A hugely popular member of the QRL office, Euclid was a father figure to many of the State's great rugby league referees, including Referees' Academy Manager Eddie Ward and Barry 'Grasshopper' Gomersall. Euclid famously handed his first-ever whistle after being injured during a Foley Shield match in Townsville. Gomersall, who had been touch judge on the day, kept the whistle as a lucky charm until his death in February 2008.

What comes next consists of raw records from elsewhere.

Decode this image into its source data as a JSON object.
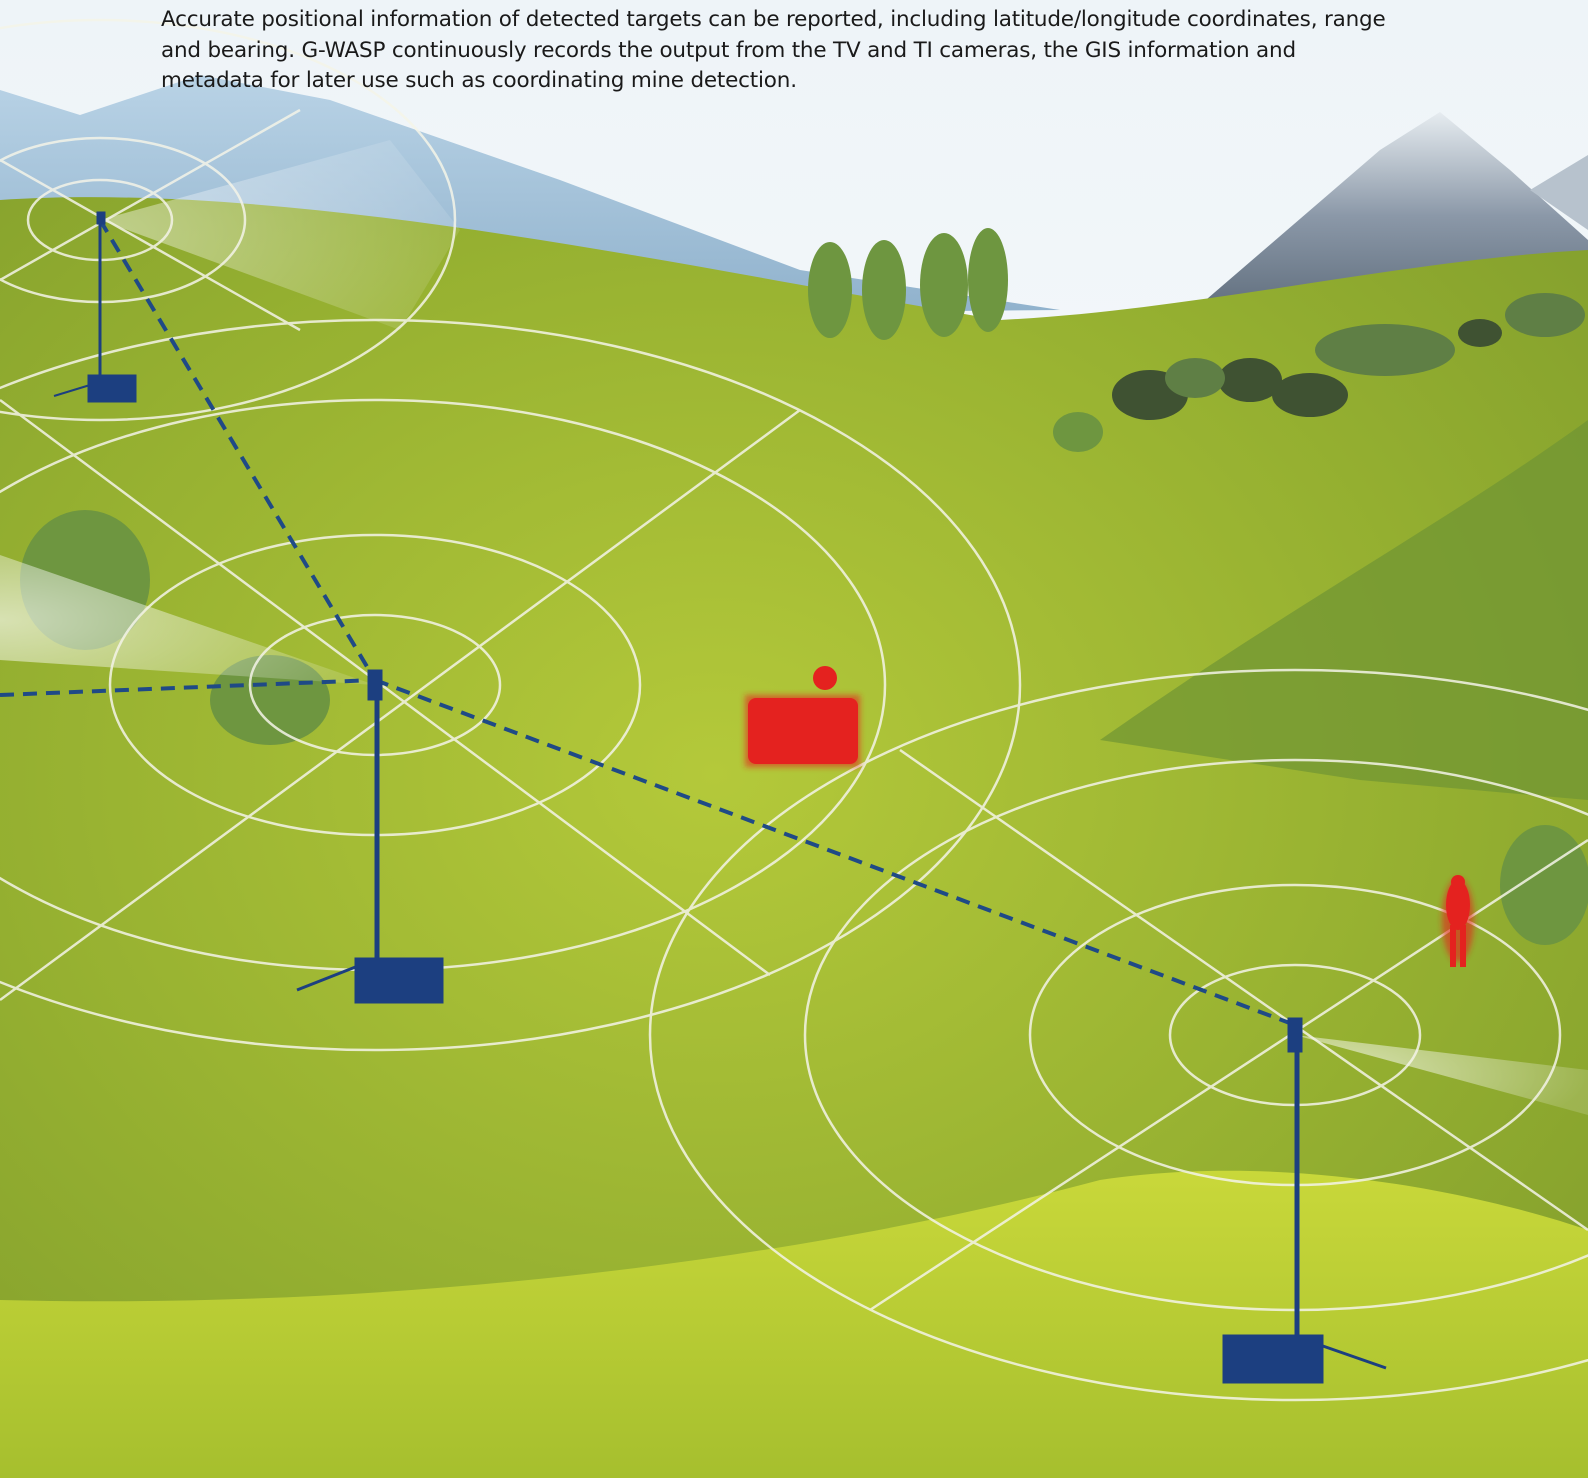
{
  "paragraph_lines": [
    "Accurate positional information of detected targets can be reported, including latitude/longitude coordinates, range",
    "and bearing. G-WASP continuously records the output from the TV and TI cameras, the GIS information and",
    "metadata for later use such as coordinating mine detection."
  ]
}
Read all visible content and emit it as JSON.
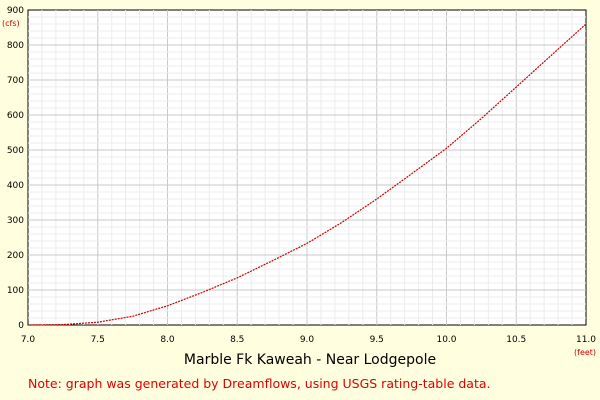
{
  "chart_data": {
    "type": "line",
    "title": "Marble Fk Kaweah - Near Lodgepole",
    "xunit": "(feet)",
    "yunit": "(cfs)",
    "xlim": [
      7.0,
      11.0
    ],
    "ylim": [
      0,
      900
    ],
    "x_ticks": [
      "7.0",
      "7.5",
      "8.0",
      "8.5",
      "9.0",
      "9.5",
      "10.0",
      "10.5",
      "11.0"
    ],
    "y_ticks": [
      "0",
      "100",
      "200",
      "300",
      "400",
      "500",
      "600",
      "700",
      "800",
      "900"
    ],
    "grid": true,
    "colors": {
      "line": "#cc0000",
      "grid": "#d4d4d4",
      "background": "#ffffe0",
      "plot_background": "#ffffff"
    },
    "series": [
      {
        "x": [
          7.0,
          7.25,
          7.5,
          7.75,
          8.0,
          8.25,
          8.5,
          8.75,
          9.0,
          9.25,
          9.5,
          9.75,
          10.0,
          10.25,
          10.5,
          10.75,
          11.0
        ],
        "values": [
          0,
          1,
          8,
          25,
          55,
          93,
          135,
          183,
          233,
          293,
          360,
          432,
          505,
          590,
          680,
          770,
          860
        ]
      }
    ]
  },
  "note": "Note: graph was generated by Dreamflows, using USGS rating-table data."
}
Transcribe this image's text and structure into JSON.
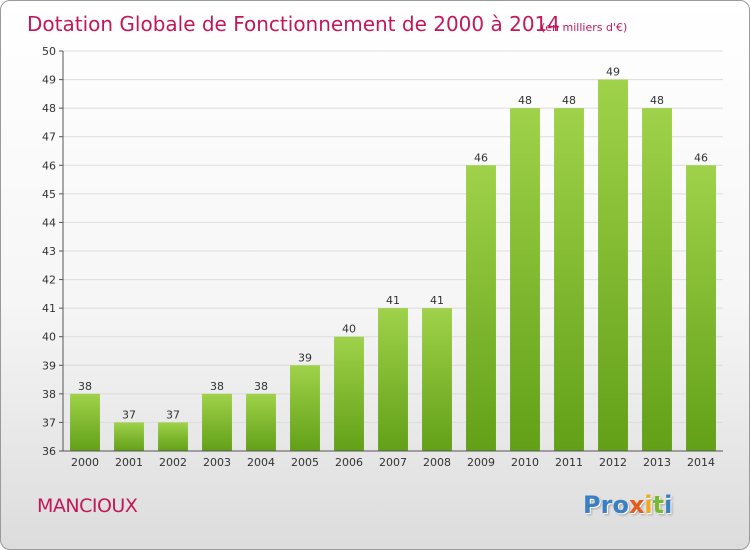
{
  "title": "Dotation Globale de Fonctionnement de 2000 à 2014",
  "unit": "(en milliers d'€)",
  "commune": "MANCIOUX",
  "logo": {
    "letters": [
      "P",
      "r",
      "o",
      "x",
      "i",
      "t",
      "i"
    ]
  },
  "colors": {
    "bar_top": "#9fd24a",
    "bar_bottom": "#62a018",
    "title": "#c2185b",
    "logo": [
      "#3a7fc4",
      "#3a7fc4",
      "#3a7fc4",
      "#e65c1a",
      "#f2a81d",
      "#7ab834",
      "#3a7fc4"
    ]
  },
  "chart_data": {
    "type": "bar",
    "categories": [
      "2000",
      "2001",
      "2002",
      "2003",
      "2004",
      "2005",
      "2006",
      "2007",
      "2008",
      "2009",
      "2010",
      "2011",
      "2012",
      "2013",
      "2014"
    ],
    "values": [
      38,
      37,
      37,
      38,
      38,
      39,
      40,
      41,
      41,
      46,
      48,
      48,
      49,
      48,
      46
    ],
    "ylim": [
      36,
      50
    ],
    "yticks": [
      36,
      37,
      38,
      39,
      40,
      41,
      42,
      43,
      44,
      45,
      46,
      47,
      48,
      49,
      50
    ],
    "grid": true,
    "legend": "none"
  }
}
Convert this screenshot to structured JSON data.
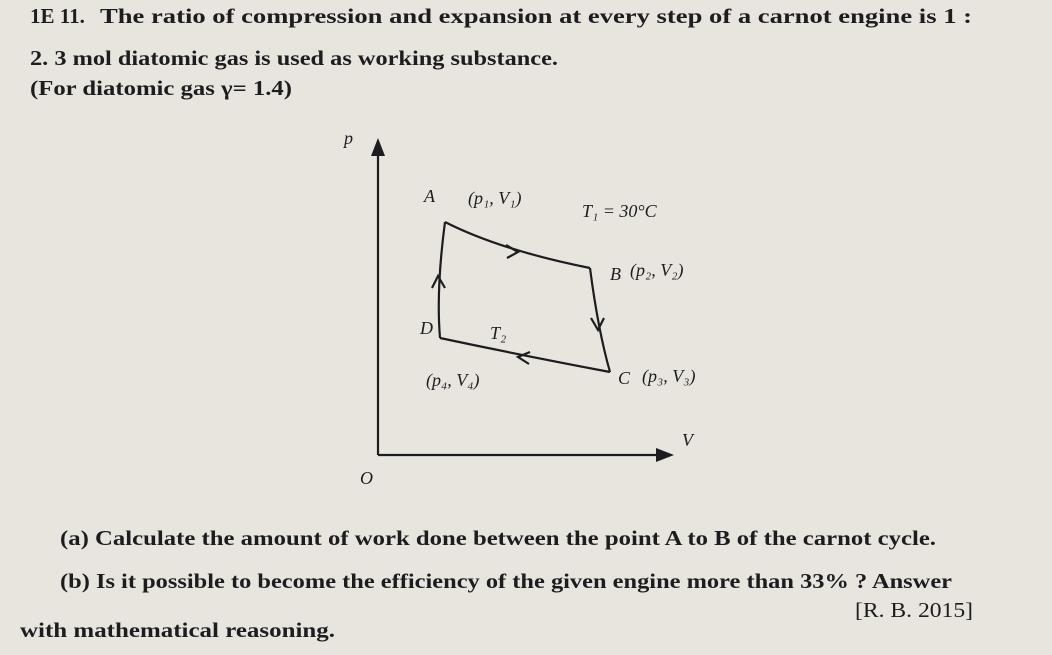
{
  "problem": {
    "number": "1E 11.",
    "lines": [
      "The ratio of compression and expansion at every step of a carnot engine is 1 :",
      "2. 3 mol diatomic gas is used as working substance.",
      "(For diatomic gas γ= 1.4)"
    ]
  },
  "diagram": {
    "y_axis": "p",
    "x_axis": "V",
    "origin": "O",
    "points": [
      {
        "label": "A",
        "coords": "(p₁, V₁)"
      },
      {
        "label": "B",
        "coords": "(p₂, V₂)"
      },
      {
        "label": "C",
        "coords": "(p₃, V₃)"
      },
      {
        "label": "D",
        "coords": "(p₄, V₄)"
      }
    ],
    "temperatures": [
      "T₁ = 30°C",
      "T₂"
    ]
  },
  "questions": {
    "a": "(a) Calculate the amount of work done between the point A to B of the carnot cycle.",
    "b_line1": "(b) Is it possible to become the efficiency of the given engine more than 33% ? Answer",
    "b_line2": "with mathematical reasoning.",
    "source": "[R. B. 2015]"
  }
}
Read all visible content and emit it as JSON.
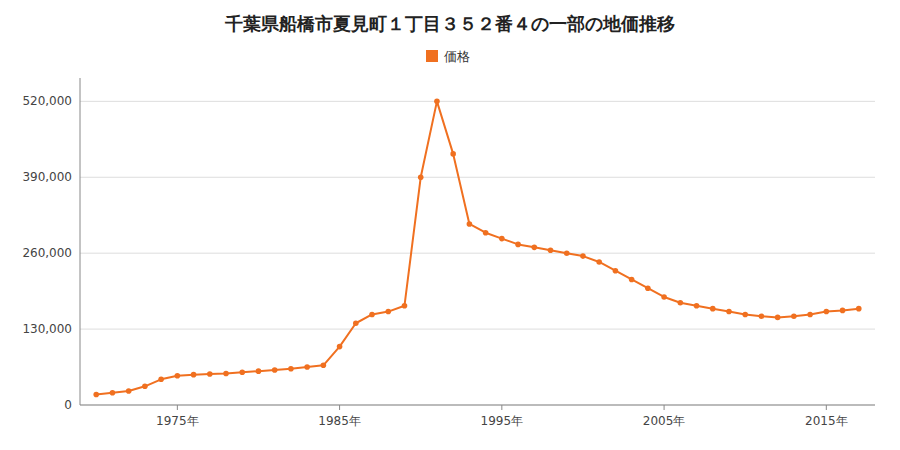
{
  "chart_data": {
    "type": "line",
    "title": "千葉県船橋市夏見町１丁目３５２番４の一部の地価推移",
    "x": [
      1970,
      1971,
      1972,
      1973,
      1974,
      1975,
      1976,
      1977,
      1978,
      1979,
      1980,
      1981,
      1982,
      1983,
      1984,
      1985,
      1986,
      1987,
      1988,
      1989,
      1990,
      1991,
      1992,
      1993,
      1994,
      1995,
      1996,
      1997,
      1998,
      1999,
      2000,
      2001,
      2002,
      2003,
      2004,
      2005,
      2006,
      2007,
      2008,
      2009,
      2010,
      2011,
      2012,
      2013,
      2014,
      2015,
      2016,
      2017
    ],
    "series": [
      {
        "name": "価格",
        "color": "#f07020",
        "marker": "circle",
        "values": [
          18000,
          21000,
          24000,
          32000,
          44000,
          50000,
          52000,
          53000,
          54000,
          56000,
          58000,
          60000,
          62000,
          65000,
          68000,
          100000,
          140000,
          155000,
          160000,
          170000,
          390000,
          520000,
          430000,
          310000,
          295000,
          285000,
          275000,
          270000,
          265000,
          260000,
          255000,
          245000,
          230000,
          215000,
          200000,
          185000,
          175000,
          170000,
          165000,
          160000,
          155000,
          152000,
          150000,
          152000,
          155000,
          160000,
          162000,
          165000
        ]
      }
    ],
    "xlim": [
      1969,
      2018
    ],
    "xticks": [
      {
        "value": 1975,
        "label": "1975年"
      },
      {
        "value": 1985,
        "label": "1985年"
      },
      {
        "value": 1995,
        "label": "1995年"
      },
      {
        "value": 2005,
        "label": "2005年"
      },
      {
        "value": 2015,
        "label": "2015年"
      }
    ],
    "ylim": [
      0,
      560000
    ],
    "yticks": [
      0,
      {
        "value": 130000,
        "label": "130,000"
      },
      {
        "value": 260000,
        "label": "260,000"
      },
      {
        "value": 390000,
        "label": "390,000"
      },
      {
        "value": 520000,
        "label": "520,000"
      }
    ],
    "grid": "y",
    "legend": "top"
  }
}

Euclid was for many years charged with nominating and appointing Queensland-based referees to State of Origin fixtures and also to the Queensland Wizard Cup and State League competitions. In many of the years that Euclid occupied his Board positions with the ARL and QRL Referees, he did so in an honorary capacity, not receiving remuneration. In June 2002, Euclid was awarded a Medal of the Order of Australia 'for service to Rugby League football as a player, coach, administrator and referee, particularly in the development of referee accreditation policy.'

The Nick Euclid Medal is given annually in his honor to the Best Young Rugby League Referee in Australia.